A Sample Data Backup Procedure

How often you make a data backup depends on how frequently the data changes, the value you place on the information, its importance to your business, and the cost of replacing or recreating it. If you consider that your data file is too important to lose, or that it would be costly to replace, then you must backup regularly.

If you open and update your data files every day, you should set aside a labeled disk/tape for each day of the week and make a backup everday. The following week, when you next enter the backup file name, you will be prompted to overwrite or append the previous weeks file. If you overwrite, you will then be in a weekly cycle. If you are confident that you will always have space on the media, you can append and have a two weekly cycle.

If you feel your information doesn’t alter that frequently, you can backup once a week and rotate disks on that basis – Week 1, Week 2, Week 3, Week 4, back to Week 1 again.

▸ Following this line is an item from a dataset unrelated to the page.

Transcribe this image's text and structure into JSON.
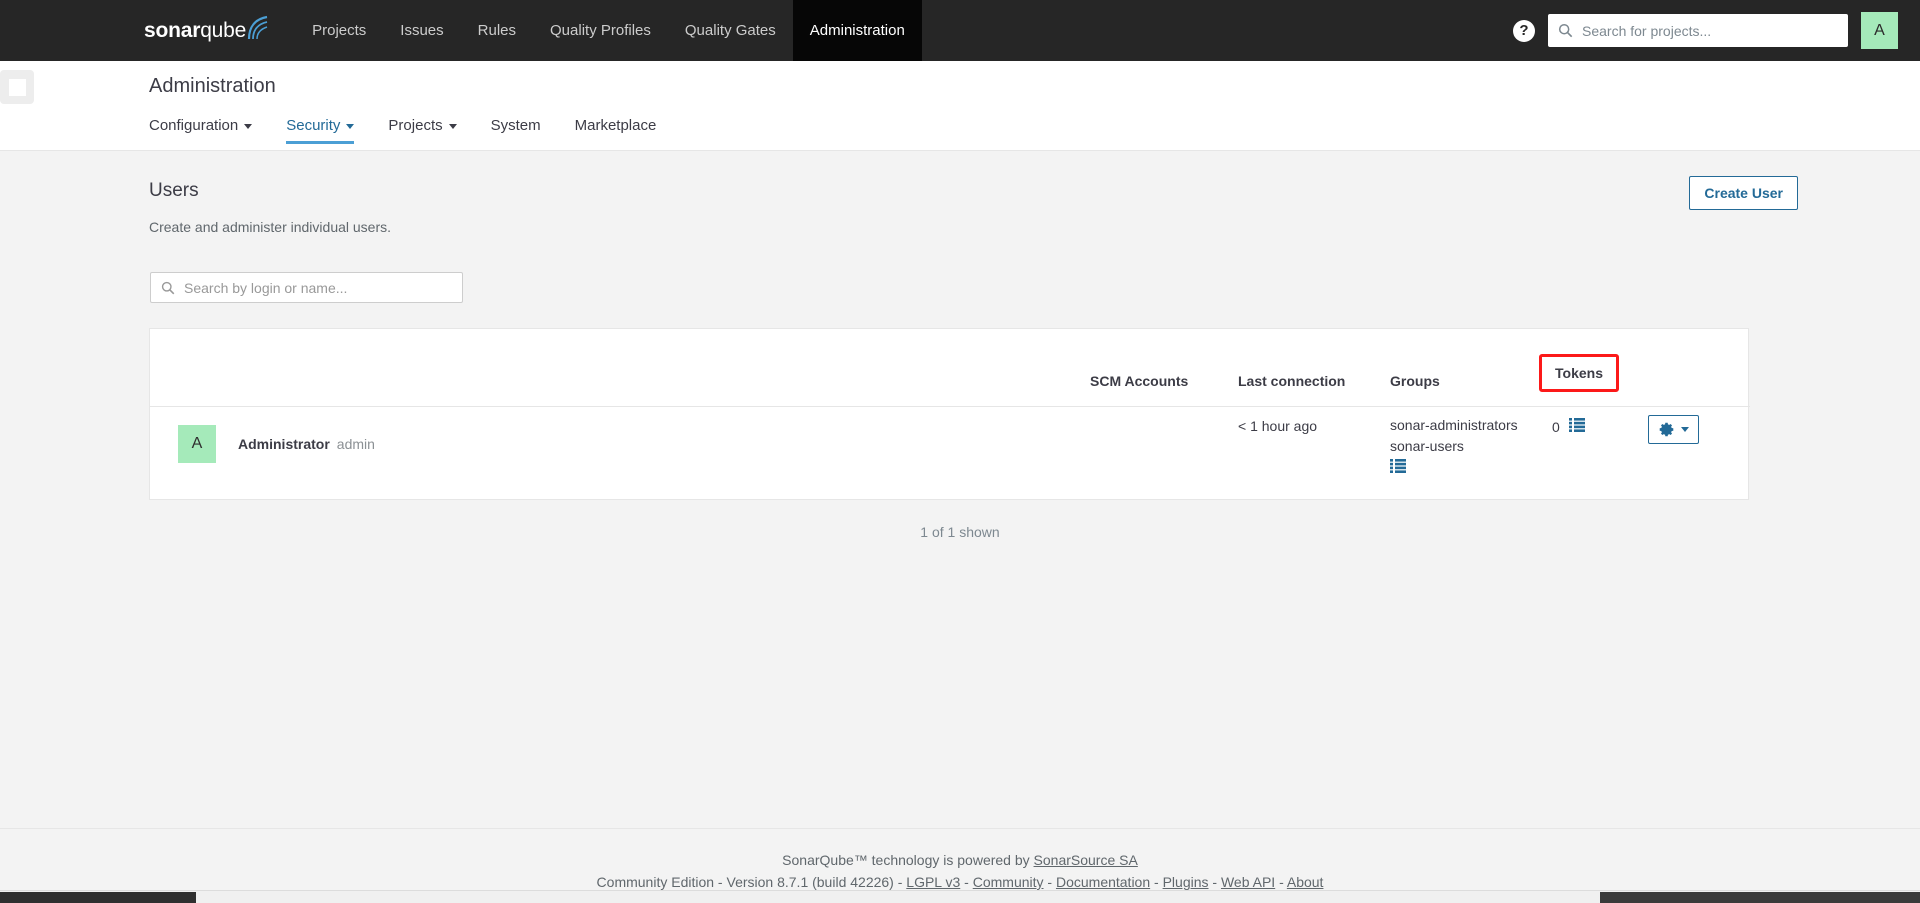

The ultimate system is to keep buying new media, backing up daily and working on a very long (6 monthly or more) cycle. This is to ensure that there is always a clean backup if a fault goes unnoticed for any length of time, but it is really overkill for a small business.

Don’t Forget to Check That Your Data Backup Has Worked!

Don’t be misled into thinking that because you have run a backup that it has worked, there are numerous horror stories of PC users suddenly needing to restore and only then finding out that their backup procedure has been routinely failing. You should regularly test the backup media to confirm that the data has been successfully backing up.

Don’t put off learning how to recover files until disaster strikes. Practice to familiarize yourself with the process and make this a regular event, especially after any upgrades or changes.